Kingpin of drug cartel Lalit Patil and the mastermind behind his narcotics production operation Arvindkumar Lohare alias ‘doctor’ chalked out the plan to set up their Nashik- based Mephedrone manufacturing unit at the most unexpected place — the infirmary or hospital ward of the Yerawada Central Prison. This is where Patil strategically kept coming, allegedly feigning various medical issues, revealed the probe conducted by the Pune police.
The crime branch of the Pune City police launched a probe into the large-scale Mephedrone manufacturing and smuggling operation led by Patil (34) and Lohare (39). The investigation kicked off after the Anti Narcotics Cell of Pune City police seized mephedrone worth Rs 2.14 crore near the state-run Sassoon General Hospital on September 30.
Lohare and Patil were lodged in Yerawada Central Prison under judicial custody, following their arrest in December 2020 in a case pertaining to the seizure of 20kg mephedrone.

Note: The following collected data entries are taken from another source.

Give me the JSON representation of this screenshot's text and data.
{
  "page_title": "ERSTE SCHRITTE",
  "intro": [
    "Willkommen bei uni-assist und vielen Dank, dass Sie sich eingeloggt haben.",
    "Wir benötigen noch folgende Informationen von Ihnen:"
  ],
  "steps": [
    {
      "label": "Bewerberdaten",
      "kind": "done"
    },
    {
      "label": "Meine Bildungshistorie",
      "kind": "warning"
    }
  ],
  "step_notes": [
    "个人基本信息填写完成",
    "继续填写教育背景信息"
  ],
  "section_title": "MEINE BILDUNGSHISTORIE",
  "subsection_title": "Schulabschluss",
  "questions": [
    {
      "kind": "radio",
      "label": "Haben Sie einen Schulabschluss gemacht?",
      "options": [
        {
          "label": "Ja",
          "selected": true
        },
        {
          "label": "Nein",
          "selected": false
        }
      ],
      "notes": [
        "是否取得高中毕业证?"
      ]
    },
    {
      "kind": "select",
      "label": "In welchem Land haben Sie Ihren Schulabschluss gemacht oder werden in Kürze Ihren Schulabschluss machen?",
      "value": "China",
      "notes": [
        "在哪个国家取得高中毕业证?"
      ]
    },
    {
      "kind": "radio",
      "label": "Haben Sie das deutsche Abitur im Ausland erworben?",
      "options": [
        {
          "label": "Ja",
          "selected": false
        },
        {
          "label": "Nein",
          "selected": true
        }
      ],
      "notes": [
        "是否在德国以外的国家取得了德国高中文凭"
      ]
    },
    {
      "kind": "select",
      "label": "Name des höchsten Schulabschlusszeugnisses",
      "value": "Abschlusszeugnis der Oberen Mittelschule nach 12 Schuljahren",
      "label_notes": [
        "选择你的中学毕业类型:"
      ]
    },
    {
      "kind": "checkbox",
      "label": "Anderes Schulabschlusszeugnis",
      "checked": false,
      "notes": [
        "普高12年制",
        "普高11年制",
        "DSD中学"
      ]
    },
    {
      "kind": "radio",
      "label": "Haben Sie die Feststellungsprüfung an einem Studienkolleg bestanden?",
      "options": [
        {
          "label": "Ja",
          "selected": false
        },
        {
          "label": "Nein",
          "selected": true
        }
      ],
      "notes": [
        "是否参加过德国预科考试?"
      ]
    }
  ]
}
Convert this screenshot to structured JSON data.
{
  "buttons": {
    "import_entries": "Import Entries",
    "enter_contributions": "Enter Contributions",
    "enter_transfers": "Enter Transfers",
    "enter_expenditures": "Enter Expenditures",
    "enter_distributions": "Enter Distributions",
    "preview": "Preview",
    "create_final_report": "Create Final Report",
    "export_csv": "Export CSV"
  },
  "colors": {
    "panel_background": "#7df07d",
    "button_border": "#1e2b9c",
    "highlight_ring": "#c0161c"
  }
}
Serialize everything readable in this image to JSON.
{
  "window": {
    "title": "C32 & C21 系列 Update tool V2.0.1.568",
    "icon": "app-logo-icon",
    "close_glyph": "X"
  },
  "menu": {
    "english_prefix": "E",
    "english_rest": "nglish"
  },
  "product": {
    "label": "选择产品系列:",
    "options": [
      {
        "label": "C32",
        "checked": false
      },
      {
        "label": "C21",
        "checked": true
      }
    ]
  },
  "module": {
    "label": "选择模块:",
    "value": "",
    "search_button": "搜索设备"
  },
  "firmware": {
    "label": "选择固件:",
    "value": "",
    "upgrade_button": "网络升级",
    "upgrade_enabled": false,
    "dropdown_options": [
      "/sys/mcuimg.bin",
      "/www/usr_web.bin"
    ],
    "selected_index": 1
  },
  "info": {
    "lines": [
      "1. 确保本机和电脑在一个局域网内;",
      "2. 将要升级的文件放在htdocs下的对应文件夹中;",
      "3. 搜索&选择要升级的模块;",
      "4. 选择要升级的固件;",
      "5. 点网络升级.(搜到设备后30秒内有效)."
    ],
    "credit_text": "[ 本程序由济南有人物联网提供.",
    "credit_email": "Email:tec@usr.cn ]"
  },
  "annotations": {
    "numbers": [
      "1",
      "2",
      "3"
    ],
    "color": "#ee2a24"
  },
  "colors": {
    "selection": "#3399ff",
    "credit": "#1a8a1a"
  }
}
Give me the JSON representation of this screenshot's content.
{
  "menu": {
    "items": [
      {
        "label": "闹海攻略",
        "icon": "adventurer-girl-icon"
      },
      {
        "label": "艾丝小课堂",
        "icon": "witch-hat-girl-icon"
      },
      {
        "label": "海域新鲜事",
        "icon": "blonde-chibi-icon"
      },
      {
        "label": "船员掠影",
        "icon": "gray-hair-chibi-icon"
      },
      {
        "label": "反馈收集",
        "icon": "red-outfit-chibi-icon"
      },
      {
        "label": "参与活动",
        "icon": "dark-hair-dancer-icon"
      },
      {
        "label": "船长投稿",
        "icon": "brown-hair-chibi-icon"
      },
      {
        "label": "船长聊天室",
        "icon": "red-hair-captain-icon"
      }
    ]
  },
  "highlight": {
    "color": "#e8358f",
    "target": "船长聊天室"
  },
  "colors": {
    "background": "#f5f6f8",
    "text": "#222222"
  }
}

A senior officer, who is part of the probe, said, “Probe revealed that Lohare gave Patil the formula and the entire method of synthesis of mephedrone during their stay in Yerawada prison. The two are alleged to have passed on the instructions of setting up the manufacturing unit in Shindegaon village in Nashik to the other accused in the case – Lalit’s brother Bhushan and his aide Abhishek Balkawade.”
Investigation has revealed that Patil and Lohare had these meetings in the Yerawada prison’s infirmary, the hospital ward within Yerawada prison, between December 2020 and late 2021. It was during these meetings that the plan to set up the factory was hatched. “During his judicial custody in Yerawada Central prison, Patil had been admitted to the prison infirmary several times, which we believe he did by feigning various medical problems. It was this factory in Shindegaon that the Mumbai police raided in October this year and seized mephedrone worth Rs 300 crore,” said the officer.
The infirmary of Yerawada prison has an OPD and can admit around 35 inmates in the in-patient department (IPD). A police officer said an inmate admitted to IPD can easily meet any other inmate coming to the OPD since a large number of inmates gather at the prison hospital for various medical reasons. Patil and Lohare, who were otherwise lodged in different cells, allegedly took advantage of this overcrowding and held their meetings in the infirmary, without attracting much attention.